Part 5: Towards Redemption
I have pondered where my faith intersects with my identity. But if I believe that identity and history are closely tied, then I must also ask the question of where my faith intersects with my family history.
Seeking my parents for their history has been met with hesitation, even reluctance at times. I sense there to be a muffled hurt, a deeply felt cost of being perpetual outsiders in a foreign land. My soul breaks for the ways my dad laments being unfulfilled in America–held back in his engineering career by lack of communication and social presence, neither truly American nor truly Taiwanese, unable to be filially dutiful to his aging mother in Taiwan yet struggling to be understood by his two American sons. I lament sometimes the ways my parents seem to limp through American immigrant life, dragging behind them a perpetual unease with English and reclusiveness from surrounding society.

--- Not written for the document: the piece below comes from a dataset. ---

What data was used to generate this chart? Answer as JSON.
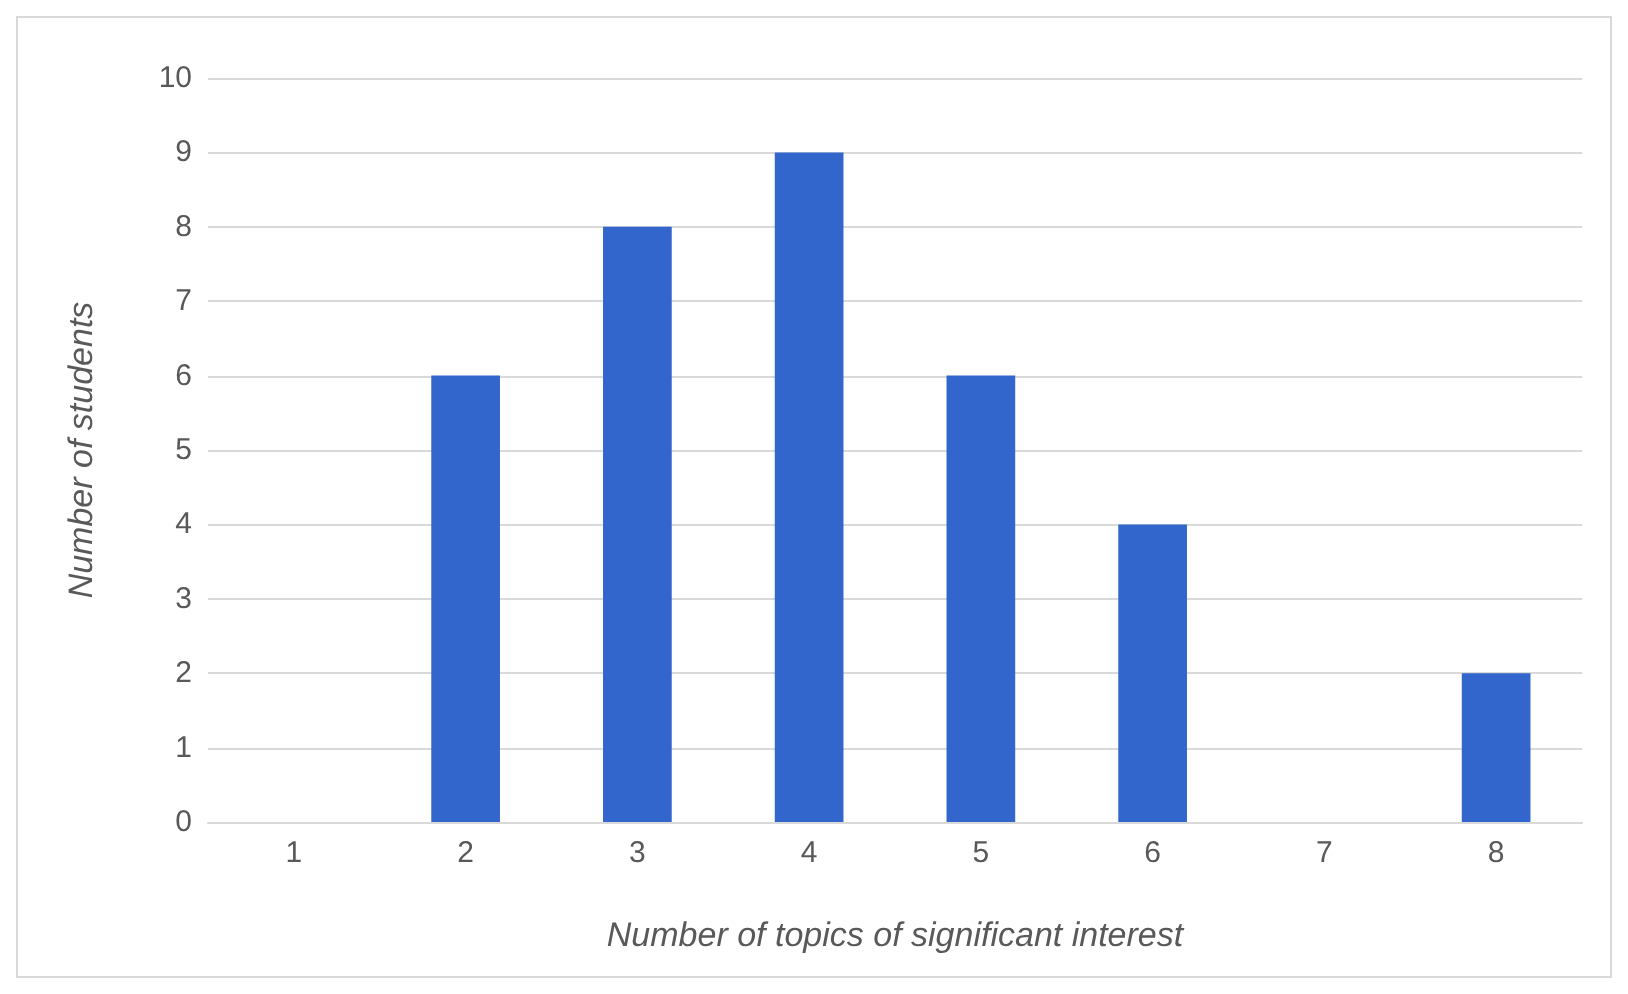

And yet I am fiercely proud of my parents.
God has graces for us all. What form do those graces take when it comes to my parents? I remember praying six years ago, at an ethnic identity conference in 2014, to confess my anger and frustrations with my parents in high school, praying for God’s transformative love to heal our relationship. That redemption continues… not just in better communication with my parents, but in better understanding their narratives, their feelings, their fears over the years. In my mom delighting to have any chance to talk to me more. In my seeking to be a better son.
I wonder when my mother reflects on her past experiences with bitterness and regret, whether she sees God stepping in where she is most dependent. I wonder whether my dad feels like a transplanted branch, one that is grafted and now unduly immovable, desperately needing more of Jesus’ love to survive.
Stories are a way to relate. To pass on trauma. To bridge distance. Stories are a way to remember and make offerings back to the past. I remember that I come from the vine, that I am part of this larger branch. Not just of Jesus, but of Jesus alongside my family. “You did not choose me, but I chose you and appointed you, so that you might go and bear fruit–fruit that will last.” I want to bear some of this fruit. I want it to last.